Durante a campanha, Marquinhos Xukuru bradou: “Se o Estado brasileiro não sabe governar, nós sabemos governar. E diga ao povo que avance!”. Ao que os seus eleitores respondiam em coro: “Avançaremos!”. Era um grito em defesa dos territórios e da identidade cultural indígena. Na cidade em que os povos originários somam mais de um terço da população, a eleição do cacique com 17.654 votos vem sofrendo revés na justiça. Xukuru teve a candidatura indeferida por ter sido condenado em 2015 por dano contra o patrimônio privado. A ação é controversa. Segundo a Apib, no processo que o criminalizou, o cacique teria sido na verdade vítima de um atentado sofrido por ele e seus seguranças. Ele entrou com recurso e agora aguarda julgamento no Tribunal Superior Eleitoral (TSE), em Brasília. Em nota (8/12), a Apib disse ainda que o cacique “é vítima em uma ação de base racista” movida pela atual prefeita da cidade e candidata à reeleição, Maria José (DEM), derrotada nas urnas por uma diferença de mais de 2 mil votos. [Até o fechamento desta edição, o caso permanecia indefinido]

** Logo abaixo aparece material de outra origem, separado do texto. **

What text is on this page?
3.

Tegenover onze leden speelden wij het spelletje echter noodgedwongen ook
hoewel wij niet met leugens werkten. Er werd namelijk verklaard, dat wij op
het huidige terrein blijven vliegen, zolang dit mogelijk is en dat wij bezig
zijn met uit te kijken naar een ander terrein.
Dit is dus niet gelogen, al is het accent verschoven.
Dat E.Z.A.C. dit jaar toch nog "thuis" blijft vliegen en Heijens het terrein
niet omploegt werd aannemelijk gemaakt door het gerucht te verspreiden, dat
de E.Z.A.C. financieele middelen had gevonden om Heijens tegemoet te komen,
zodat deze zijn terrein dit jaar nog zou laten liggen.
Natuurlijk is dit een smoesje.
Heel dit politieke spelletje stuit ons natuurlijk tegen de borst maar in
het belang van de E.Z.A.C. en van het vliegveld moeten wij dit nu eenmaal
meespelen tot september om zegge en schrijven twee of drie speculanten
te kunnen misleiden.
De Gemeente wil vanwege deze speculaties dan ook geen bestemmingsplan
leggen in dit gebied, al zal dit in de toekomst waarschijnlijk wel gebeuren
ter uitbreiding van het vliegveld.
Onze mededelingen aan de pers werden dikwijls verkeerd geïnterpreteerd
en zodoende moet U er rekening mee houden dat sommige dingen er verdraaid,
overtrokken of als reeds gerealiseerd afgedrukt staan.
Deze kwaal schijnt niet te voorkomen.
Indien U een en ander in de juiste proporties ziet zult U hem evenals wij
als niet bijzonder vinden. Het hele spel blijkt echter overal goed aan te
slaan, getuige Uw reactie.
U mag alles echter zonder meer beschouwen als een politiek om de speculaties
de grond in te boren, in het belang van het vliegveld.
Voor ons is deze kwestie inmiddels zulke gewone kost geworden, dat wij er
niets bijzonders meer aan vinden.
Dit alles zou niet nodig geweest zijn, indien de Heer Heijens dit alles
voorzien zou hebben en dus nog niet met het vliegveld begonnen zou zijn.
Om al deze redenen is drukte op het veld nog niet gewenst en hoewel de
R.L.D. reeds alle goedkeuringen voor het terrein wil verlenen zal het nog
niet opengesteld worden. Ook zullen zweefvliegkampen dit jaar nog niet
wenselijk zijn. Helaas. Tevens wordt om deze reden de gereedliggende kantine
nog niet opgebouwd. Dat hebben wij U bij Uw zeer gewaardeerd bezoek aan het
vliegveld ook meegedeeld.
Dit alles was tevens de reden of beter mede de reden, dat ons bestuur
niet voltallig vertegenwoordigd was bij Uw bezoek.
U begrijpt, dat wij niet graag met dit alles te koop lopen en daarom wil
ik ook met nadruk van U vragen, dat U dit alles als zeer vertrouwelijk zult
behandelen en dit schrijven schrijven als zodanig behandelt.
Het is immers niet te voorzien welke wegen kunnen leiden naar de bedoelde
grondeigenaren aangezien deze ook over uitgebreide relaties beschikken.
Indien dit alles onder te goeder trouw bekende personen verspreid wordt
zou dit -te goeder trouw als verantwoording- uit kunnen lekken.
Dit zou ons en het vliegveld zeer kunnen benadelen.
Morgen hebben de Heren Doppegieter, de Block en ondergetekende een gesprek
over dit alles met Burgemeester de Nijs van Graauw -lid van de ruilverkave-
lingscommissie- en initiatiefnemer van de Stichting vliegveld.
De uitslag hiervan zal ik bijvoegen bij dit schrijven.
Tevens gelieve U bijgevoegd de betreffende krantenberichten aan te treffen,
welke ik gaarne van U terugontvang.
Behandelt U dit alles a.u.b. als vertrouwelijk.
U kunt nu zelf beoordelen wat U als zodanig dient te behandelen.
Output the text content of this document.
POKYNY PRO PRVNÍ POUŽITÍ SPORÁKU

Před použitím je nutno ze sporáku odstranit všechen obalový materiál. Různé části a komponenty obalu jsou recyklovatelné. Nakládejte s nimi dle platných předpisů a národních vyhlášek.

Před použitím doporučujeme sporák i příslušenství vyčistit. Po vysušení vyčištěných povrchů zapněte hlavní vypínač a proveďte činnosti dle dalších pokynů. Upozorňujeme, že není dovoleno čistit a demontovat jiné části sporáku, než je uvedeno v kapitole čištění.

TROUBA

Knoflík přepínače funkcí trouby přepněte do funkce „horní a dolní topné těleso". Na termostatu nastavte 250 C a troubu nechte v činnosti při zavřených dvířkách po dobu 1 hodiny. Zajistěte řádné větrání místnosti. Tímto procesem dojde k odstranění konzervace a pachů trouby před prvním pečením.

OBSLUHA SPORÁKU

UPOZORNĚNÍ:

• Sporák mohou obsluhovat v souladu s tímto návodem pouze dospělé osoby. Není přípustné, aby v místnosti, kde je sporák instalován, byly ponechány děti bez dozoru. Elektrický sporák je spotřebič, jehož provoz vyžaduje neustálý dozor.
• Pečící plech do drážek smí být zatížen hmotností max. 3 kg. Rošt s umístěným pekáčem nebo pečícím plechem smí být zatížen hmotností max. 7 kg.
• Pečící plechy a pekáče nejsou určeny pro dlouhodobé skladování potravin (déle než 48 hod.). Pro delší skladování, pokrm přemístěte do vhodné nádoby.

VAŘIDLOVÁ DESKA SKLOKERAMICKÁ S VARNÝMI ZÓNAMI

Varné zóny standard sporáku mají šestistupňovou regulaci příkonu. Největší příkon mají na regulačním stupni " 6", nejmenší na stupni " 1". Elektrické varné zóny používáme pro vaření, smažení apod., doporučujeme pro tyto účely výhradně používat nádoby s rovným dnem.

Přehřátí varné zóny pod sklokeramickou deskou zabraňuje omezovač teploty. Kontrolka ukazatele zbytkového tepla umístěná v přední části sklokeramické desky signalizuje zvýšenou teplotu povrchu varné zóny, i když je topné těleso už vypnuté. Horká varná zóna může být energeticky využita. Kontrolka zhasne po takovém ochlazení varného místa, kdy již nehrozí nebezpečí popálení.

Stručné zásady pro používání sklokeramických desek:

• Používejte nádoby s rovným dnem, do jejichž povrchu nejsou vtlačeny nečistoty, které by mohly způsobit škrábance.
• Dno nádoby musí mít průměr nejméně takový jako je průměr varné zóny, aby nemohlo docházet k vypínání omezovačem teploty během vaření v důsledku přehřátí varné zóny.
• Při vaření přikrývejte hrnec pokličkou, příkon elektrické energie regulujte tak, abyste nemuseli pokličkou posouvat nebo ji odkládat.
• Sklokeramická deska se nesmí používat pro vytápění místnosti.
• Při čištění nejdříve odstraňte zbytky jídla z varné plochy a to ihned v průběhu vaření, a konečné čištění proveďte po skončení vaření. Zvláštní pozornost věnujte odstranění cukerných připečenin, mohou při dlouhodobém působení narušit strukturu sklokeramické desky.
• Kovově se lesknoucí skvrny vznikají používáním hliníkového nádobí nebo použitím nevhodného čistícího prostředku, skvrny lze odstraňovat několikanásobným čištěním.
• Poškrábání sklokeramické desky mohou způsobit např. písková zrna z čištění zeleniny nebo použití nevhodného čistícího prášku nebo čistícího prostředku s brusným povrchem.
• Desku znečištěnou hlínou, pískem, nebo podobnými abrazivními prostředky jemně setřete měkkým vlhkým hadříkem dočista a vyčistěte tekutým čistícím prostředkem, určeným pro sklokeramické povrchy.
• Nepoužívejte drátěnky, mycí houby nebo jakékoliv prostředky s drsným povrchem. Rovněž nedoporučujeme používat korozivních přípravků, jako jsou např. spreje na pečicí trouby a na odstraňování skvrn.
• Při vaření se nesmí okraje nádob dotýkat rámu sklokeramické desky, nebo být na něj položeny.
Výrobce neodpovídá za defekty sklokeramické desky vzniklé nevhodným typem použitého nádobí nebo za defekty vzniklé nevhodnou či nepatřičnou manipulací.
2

Consideradas um marco para os povos indígenas, as eleições de 2020 também significaram enormes avanços para a representatividade quilombola: dois prefeitos, nove vice-prefeitos e 68 vereadorxs – assim mesmo com “x”, para respeitar a linguagem neutra de gênero –, de acordo com Coordenação Nacional de Articulação das Comunidades Negras Rurais Quilombolas (Conaq). Apenas a região Sul não terá quilombolas ocupando mandatos nos próximos quatro anos. Em Pernambuco, serão sete: cinco homens e duas mulheres. Entre elas, a professora Jacielma (PT). Aos 45 anos, a representante da comunidade de Umburana, do território quilombola Águas do Velho Chico, foi eleita para a Câmara de Vereadores de Orocó. “Temos muitas demandas e a primeira delas vai ser vencer o preconceito institucional”, disse à Radis em uma manhã de sábado de dezembro, entre um compromisso e outro [ver matéria na página 19]. “Nós, dos quilombolas e das comunidades tradicionais, não somos coitadinhos ou bichinhos com necessidades. Somos sujeitos de direitos. E é assim que a gente quer ser visto”. E é assim, reverenciando a memória ancestral do seu povo, que ela pretende escrever uma nova página da história quilombola, a partir de 1 de janeiro de 2021.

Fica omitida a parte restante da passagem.